Ulipristalacetat ist ein selektiver Progesteron-Rezeptormodulator mit einer Halbwertszeit von 32 Stunden. Rezeptor-Modulatoren haben agonistische oder antagonistische Aktivität. Die für die Progesteron-Wirkung notwendigen Co-Faktoren des Progesteron-Rezeptors sind unterschiedlich gewebespezifisch verteilt. Daher ist auch die Wirkung der Rezeptormodulatoren – also ob die agonistische oder die antagonistische Wirkung zum Tragen kommt – gewebeabhängig [3]. Auf die Progesteron-Rezeptoren der Hypothalamus-Hypophysen-Gonadenachse wirkt Ulipristalacetat als Agonist. Über negative Rückkopplung wird die Freisetzung des luteinisierenden Hormons (LH) reduziert (siehe Abb 1). Dies führt zu einer verzögerten Ovulation. Im Gegensatz zu Levonorgestrel (siehe Abb. 1) wirkt Ulipristal auch noch, wenn der LH-Anstieg bereits begonnen hat. Als selektiver Progesteron-Rezeptormodulator ist die Substanz in der Lage, den LH-Spiegel wieder unter die kritische Grenze zu senken. Erreicht der Follikel eine Größe von etwa 20 mm ist ein Eisprung möglich. Bis zu einer Follikelgröße von 18 mm kann Ulipristal die Ruptur verhindern und somit die Ovulation verzögern [4]. Hat der Follikel eine Größe von 18 mm überschritten, kann Ulipristal bei Einnahme vor dem LH-Peak die Follikelruptur noch in etwa der Hälfte der Fälle (44 bis 59%) fünf bis sechs Tage nach der Einnahme verschieben. Selbst bei Gabe zum Zeitpunkt des LH-Peaks ließ sich die Ovulation noch 24 bis 48 Stunden verschieben [5]. Am effektivsten ist Ulipristal, wenn es vor dem LH-Peak eingenommen wird (siehe Abb. 1).

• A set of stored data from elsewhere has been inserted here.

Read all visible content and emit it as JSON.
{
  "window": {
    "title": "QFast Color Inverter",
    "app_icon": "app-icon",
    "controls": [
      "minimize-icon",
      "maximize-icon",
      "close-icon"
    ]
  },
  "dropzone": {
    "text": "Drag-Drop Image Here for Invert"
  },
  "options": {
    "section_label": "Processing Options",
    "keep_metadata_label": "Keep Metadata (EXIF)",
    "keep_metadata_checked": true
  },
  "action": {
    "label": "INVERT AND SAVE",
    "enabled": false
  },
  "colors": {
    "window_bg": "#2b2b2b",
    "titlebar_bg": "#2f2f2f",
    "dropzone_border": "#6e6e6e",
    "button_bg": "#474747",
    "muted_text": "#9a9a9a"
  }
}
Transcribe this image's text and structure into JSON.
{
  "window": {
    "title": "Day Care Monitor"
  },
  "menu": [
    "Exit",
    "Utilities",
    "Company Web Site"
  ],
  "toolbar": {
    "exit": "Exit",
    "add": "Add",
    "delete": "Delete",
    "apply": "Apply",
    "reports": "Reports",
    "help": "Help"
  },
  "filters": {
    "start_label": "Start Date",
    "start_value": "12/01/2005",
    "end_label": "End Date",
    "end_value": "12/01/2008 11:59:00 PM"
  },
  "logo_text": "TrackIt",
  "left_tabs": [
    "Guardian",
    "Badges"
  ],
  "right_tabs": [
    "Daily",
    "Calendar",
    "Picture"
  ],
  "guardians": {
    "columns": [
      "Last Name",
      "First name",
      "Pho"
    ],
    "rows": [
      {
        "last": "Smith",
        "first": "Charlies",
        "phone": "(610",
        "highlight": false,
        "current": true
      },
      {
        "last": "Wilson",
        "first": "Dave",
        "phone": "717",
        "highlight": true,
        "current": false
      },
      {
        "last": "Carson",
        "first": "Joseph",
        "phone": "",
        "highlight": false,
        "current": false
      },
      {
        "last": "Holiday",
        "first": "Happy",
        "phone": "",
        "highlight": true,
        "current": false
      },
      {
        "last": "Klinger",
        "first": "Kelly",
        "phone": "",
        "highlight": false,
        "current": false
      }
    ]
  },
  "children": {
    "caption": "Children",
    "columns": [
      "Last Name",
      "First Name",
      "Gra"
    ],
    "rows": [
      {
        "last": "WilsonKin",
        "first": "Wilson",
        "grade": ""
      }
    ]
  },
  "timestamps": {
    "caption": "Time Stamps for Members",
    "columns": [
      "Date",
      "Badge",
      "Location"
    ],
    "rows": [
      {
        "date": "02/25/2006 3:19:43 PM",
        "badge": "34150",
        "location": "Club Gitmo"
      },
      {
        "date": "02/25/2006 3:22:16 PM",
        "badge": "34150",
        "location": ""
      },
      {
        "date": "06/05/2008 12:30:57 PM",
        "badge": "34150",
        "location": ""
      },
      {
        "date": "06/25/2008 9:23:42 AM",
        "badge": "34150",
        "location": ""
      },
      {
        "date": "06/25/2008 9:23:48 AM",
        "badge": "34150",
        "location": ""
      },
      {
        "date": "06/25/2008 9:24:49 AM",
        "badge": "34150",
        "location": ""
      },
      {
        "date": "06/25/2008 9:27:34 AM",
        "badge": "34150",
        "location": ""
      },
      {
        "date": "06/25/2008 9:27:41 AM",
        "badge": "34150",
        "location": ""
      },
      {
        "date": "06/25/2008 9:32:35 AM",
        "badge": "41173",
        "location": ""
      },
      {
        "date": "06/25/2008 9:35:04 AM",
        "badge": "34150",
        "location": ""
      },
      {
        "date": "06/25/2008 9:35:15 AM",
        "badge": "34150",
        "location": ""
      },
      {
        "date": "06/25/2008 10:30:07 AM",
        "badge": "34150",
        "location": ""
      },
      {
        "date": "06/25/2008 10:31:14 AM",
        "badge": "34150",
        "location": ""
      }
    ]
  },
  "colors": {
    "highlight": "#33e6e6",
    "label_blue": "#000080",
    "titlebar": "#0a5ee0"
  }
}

Levonorgestrel. Das synthetische Gestagen Levonorgestrel wirkt agonistisch auf den Progesteron-Rezeptor. Auch hier wird über negative Rückkopplung die LH-Produktion reduziert und so der Eisprung verschoben. Die Einnahme muss allerdings vor Beginn des LH-Anstiegs erfolgen (siehe Abb. 1), danach ist Levonorgestrel wirkungslos. Die Halbwertszeit von Levonorgestrel beträgt 43 Stunden [6].

Die Wirkung der beiden Substanzen beruht also auf einer Hemmung der Follikelreifung und somit einer Verzögerung der Ovulation. Diese verschiebt sich bei rechtzeitiger Einnahme, also bei Levonorgestrel vor dem LH-Anstieg und bei Ulipristal vor dem LH-Peak, um etwa fünf Tage. Das genügt, um das fertile Fenster (siehe auch „Zeitpunkt im Zyklus.“; S. 41) zu schließen, da die Überlebensdauer von Spermien im weiblichen Genitaltrakt drei bis fünf Tage beträgt [6].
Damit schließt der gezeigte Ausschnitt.